Benedictine senior planning domestic violence awareness football game

Published: Sep. 30, 2022 at 10:32 PM EDT

SAVANNAH, Ga. (WTOC) - Saturday is the beginning of October which is Domestic Violence Awareness month and one senior football player at Benedictine wants to help bring this cause more attention by sharing his own story.

We want to warn you - this story references domestic violence and thoughts of suicide and may be upsetting to some.

10 years ago on Halloween night 36-year old Melithia Singleton was killed by an ex-boyfriend.

Her eight-year-old son is the one that found her and thought it was a terrible Halloween prank.

“My sister pulled the cover, and there was like puddles of blood everywhere, scratch marks on her face, stab marks and I’m like, ‘dang’ so I go downstairs, I leave, still thinking it’s a prank... and I go ‘what’s wrong, like is everything alright?’ and she said, ‘well your mom, she passed away’ and I looked, I turned around and looked at my uncle and looked outside and then I just broke down in tears,” said Lamont Mitchell.

Lamont Mitchell is no longer that little boy. He’s a young man now and senior at Benedictine Military School where he is part of their championship football team.

“The only reason why I started playing football is really for her, and really to get my anger out.”

Mitchell helped identify the man responsible for his mother’s death to police.

He is currently behind bars but Mitchell said he went through some really hard years following that night.

“They would kind of make fun of me in third grade because I was saying ‘dang my mom died,’ they was like, ‘you got held back, your momma died, you got held back,’ and I was like, dang, that’s crazy so I kept crying every night. I wanted to do a whole bunch of things. I wanted to commit suicide, everything, because I didn’t like it.”

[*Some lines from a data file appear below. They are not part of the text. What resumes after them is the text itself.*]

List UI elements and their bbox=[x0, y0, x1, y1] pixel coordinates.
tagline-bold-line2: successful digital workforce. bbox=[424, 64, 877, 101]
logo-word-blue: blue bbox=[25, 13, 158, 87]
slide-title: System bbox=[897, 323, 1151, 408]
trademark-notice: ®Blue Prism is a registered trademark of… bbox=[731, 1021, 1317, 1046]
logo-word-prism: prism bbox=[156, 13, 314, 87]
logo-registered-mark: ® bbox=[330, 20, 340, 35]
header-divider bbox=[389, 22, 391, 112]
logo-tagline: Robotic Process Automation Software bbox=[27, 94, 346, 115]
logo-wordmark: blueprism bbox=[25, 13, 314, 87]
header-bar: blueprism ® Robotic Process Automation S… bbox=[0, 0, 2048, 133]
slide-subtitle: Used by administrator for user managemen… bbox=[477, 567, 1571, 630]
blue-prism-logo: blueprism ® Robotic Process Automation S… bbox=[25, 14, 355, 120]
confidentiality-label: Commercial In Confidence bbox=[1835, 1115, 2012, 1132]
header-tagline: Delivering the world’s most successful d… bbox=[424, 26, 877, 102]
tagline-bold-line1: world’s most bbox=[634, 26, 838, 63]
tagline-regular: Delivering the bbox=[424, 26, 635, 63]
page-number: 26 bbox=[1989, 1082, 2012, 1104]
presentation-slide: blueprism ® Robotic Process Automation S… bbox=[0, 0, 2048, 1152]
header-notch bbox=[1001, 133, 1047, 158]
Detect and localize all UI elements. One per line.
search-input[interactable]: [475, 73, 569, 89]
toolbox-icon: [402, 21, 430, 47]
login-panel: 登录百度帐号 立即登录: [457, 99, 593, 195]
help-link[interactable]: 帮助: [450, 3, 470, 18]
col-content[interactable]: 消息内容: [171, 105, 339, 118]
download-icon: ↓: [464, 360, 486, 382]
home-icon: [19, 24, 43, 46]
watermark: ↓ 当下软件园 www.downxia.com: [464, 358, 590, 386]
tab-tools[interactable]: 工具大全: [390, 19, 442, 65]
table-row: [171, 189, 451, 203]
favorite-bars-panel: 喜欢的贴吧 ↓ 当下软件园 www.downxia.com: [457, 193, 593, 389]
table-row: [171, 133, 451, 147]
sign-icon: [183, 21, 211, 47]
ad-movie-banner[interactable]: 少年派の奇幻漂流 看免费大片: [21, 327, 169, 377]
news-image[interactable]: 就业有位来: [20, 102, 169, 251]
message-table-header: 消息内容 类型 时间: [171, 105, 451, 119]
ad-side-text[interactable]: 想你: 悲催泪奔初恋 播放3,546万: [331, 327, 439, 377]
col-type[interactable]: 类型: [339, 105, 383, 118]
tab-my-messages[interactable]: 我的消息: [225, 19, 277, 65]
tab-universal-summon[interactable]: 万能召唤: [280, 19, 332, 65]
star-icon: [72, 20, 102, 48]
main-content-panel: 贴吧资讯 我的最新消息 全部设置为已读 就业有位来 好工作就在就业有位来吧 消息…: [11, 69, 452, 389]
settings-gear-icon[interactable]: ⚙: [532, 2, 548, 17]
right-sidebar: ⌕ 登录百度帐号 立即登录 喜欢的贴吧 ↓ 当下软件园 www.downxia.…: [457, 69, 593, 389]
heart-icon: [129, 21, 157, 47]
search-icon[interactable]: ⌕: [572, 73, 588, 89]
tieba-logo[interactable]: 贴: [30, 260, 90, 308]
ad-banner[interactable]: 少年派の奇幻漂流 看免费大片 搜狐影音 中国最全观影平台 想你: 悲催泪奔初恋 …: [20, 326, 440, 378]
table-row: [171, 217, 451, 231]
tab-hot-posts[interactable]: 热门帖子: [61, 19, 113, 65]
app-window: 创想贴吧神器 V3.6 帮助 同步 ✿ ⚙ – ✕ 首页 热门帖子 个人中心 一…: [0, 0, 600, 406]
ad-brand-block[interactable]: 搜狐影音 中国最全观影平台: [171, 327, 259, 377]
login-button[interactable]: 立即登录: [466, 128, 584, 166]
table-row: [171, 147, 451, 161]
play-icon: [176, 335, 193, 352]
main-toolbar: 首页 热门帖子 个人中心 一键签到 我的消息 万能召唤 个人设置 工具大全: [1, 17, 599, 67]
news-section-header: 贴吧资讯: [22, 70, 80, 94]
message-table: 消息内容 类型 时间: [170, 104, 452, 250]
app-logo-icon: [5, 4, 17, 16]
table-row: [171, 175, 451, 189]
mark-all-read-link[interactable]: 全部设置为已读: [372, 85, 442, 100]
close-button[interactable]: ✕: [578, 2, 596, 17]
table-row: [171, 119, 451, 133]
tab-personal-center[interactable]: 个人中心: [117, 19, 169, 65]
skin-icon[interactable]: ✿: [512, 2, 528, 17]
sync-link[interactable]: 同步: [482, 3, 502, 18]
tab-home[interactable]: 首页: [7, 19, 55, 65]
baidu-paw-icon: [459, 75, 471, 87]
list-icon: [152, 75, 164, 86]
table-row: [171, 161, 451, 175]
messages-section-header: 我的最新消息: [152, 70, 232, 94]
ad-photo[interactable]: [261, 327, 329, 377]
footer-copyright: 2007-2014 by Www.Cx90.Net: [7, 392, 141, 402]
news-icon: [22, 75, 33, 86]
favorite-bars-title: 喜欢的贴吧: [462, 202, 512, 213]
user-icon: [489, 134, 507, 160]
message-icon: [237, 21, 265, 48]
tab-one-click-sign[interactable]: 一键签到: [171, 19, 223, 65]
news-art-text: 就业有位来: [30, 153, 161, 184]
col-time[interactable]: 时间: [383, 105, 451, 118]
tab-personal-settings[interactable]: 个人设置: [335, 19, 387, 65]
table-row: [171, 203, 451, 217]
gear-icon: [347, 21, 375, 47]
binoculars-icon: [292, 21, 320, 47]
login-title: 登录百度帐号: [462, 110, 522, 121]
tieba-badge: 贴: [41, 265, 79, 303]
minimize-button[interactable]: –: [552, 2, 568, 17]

Fast forward several years, Mitchell is a student at Benedictine...a place he says helped save him.

“He has grown a lot. Really he’s matured so much, you know, as a young man. You know, when he first got here, sometimes if things didn’t go his way, he’d get really, really flustered and didn’t know how to handle it, and I have seen that change into a young man and now he knows how to handle it,” said head football coach Danny Britt.

Last season, Mitchell wore a towel that said “Rest in Peace Mom” when he would take the field but he wanted to do more.

He went to Cadets Head Coach Danny Britt and asked if they could do something in October for domestic violence awareness month.

“I said ‘of course, buddy, I’d love to. How can we help?”

The team wore purple ribbon helmet stickers, the color for domestic violence awareness, but also his mom’s favorite color.

They sold wrist bands to benefit SAFE Shelter.

“I just kept telling myself, yeah Lamont, you need to help these kids that don’t have parents, because I understand when people don’t have parents, but people don’t understand it the hard way like I understand it,” said Mitchell.

This year, Mitchell was poised for a break-out senior season but an ACL tear the first game of the year ended his high school football career.

“He had worked really, really hard. Was going to be an integral part of our team and had opportunities to play at the next level, so for him to go out like that is just heart-breaking, but I’m so proud of him still. He’s handled it. He’s coming out and supporting the team and still being a leader,” said Britt.

With everything he has gone through, Mitchell said an injury isn’t going to set him back.

He says he considers himself the 12th man out there and couldn’t imagine not being at practices and games remembering a lesson his mom taught him years ago as a kid.

“She said ‘pain is temporary, but quitting is forever.’”

Mitchell lives with his aunt and uncle and still has his dad, sister, and cousin in his life but he says he has no longer has anger toward the man who took his mother’s life.

“You’ve got to forgive and forget. I mean I forgive and forget. I don’t forget the situation, but I forgive the man who did what he did.”

Mitchell, in addition to being a student, starting a t-shirt business, and holding a job, is in the midst of helping to plan this year’s Domestic Violence Awareness Game and he says he hopes to see the stands filled with people wearing purple for his mom.

Lamont says he does plan to rehab his injury and play college football next year.

Benedictine’s second domestic violence awareness game is set for Thursday, Oct. 6 against Burke County.

Kickoff is at 6:30 p.m. inside Memorial Stadium.